Yes; such a concept can be intuitively understood by artists (as he also discusses in the interview), who must always fight through questions about their work’s profitability and purpose – often with little to say to those who only see through the lens of objective. Others might simply notice this theme in their life or in nature, but not have any need to name it. In fact, I would bet that anyone reading this blog would have a way to relate the Objective Paradox to their own life; it’s a very human experience, after all. Ken Stanley and his team demonstrate this phenomenon reproducibly in a generalized evolutionary system, and therefore create a scientific foundation for us to categorize, understand, and interact with these unique evolutionary spaces. I personally believe that this empirical demonstration could be revolutionary on a cultural level too, because it finally gives a basic, easily explainable, scientific argument supporting human exploration through art and science – simply because it is interesting. And that is the only way to progress through certain evolutionary spaces.

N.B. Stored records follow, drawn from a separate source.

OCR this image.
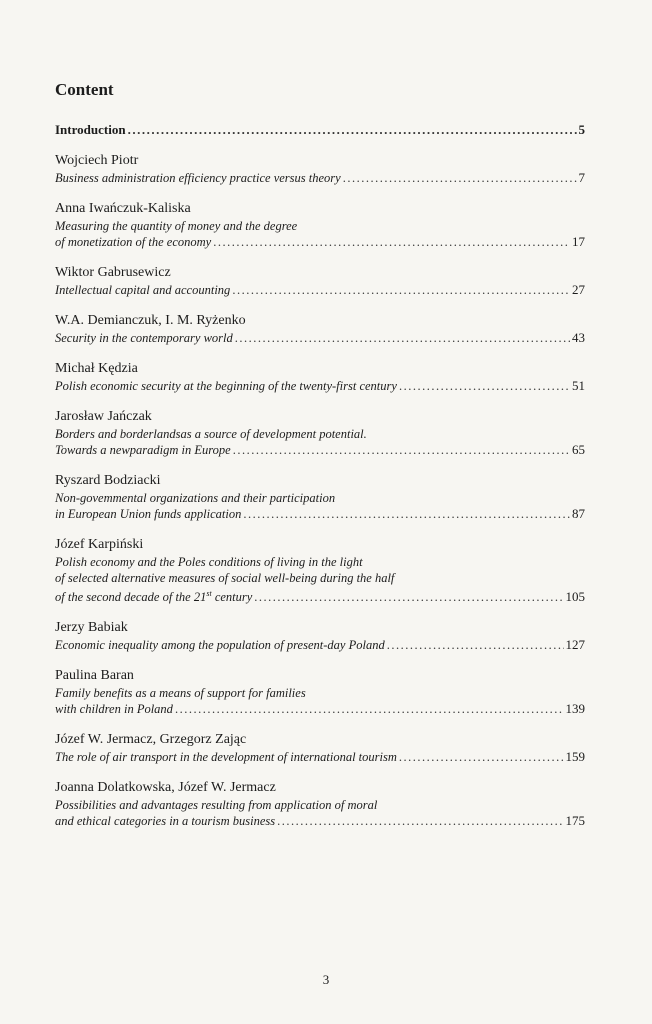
Content
Introduction .....	5
Wojciech Piotr
Business administration efficiency practice versus theory .....	7
Anna Iwańczuk-Kaliska
Measuring the quantity of money and the degree
of monetization of the economy .....	17
Wiktor Gabrusewicz
Intellectual capital and accounting .....	27
W.A. Demianczuk, I. M. Ryżenko
Security in the contemporary world .....	43
Michał Kędzia
Polish economic security at the beginning of the twenty-first century .....	51
Jarosław Jańczak
Borders and borderlandsas a source of development potential.
Towards a newparadigm in Europe .....	65
Ryszard Bodziacki
Non-govemmental organizations and their participation
in European Union funds application .....	87
Józef Karpiński
Polish economy and the Poles conditions of living in the light
of selected alternative measures of social well-being during the half
of the second decade of the 21st century .....	105
Jerzy Babiak
Economic inequality among the population of present-day Poland .....	127
Paulina Baran
Family benefits as a means of support for families
with children in Poland .....	139
Józef W. Jermacz, Grzegorz Zając
The role of air transport in the development of international tourism .....	159
Joanna Dolatkowska, Józef W. Jermacz
Possibilities and advantages resulting from application of moral
and ethical categories in a tourism business .....	175
3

This is not to say that individuals or groups should do away with goal-orientedness, because it is indeed effective at generating predictable outcomes. However, it shows that approaching exploration without a goal in mind, learning how to play, is a practical necessity when faced with complex, open-ended systems. It even shows, indirectly, that the aforementioned qualitative changes from biological evolution do NOT get selected for directly. A worm wishing for an arm just won’t get there in a straight line! This research provides us with evidence for the procedural development of these qualities through stages of completely unrelated development.

This leaves us with a burning question, though, which is: “what on Earth does ‘interesting’ mean to an evolutionary system?” Picbreeder depends on a human interpretation of visual “interestingness”, so you’ve got to wonder what sort of intelligent system could guide the process of biological evolution toward anything in particular, let alone… this! Us! Well, the next researcher, Stephen Wolfram, focuses on how mathematics itself can underpin this apparent directionality, acting as a trellis on which the creeping vines of mutation feel out new territory. I am looking forward to tackling those details in the next one.

Thank you for reading and bearing with my longwinded approach to introducing a new way to look at language — I said it was going to be paradigmatic, so I hope you’ll forgive me for the length!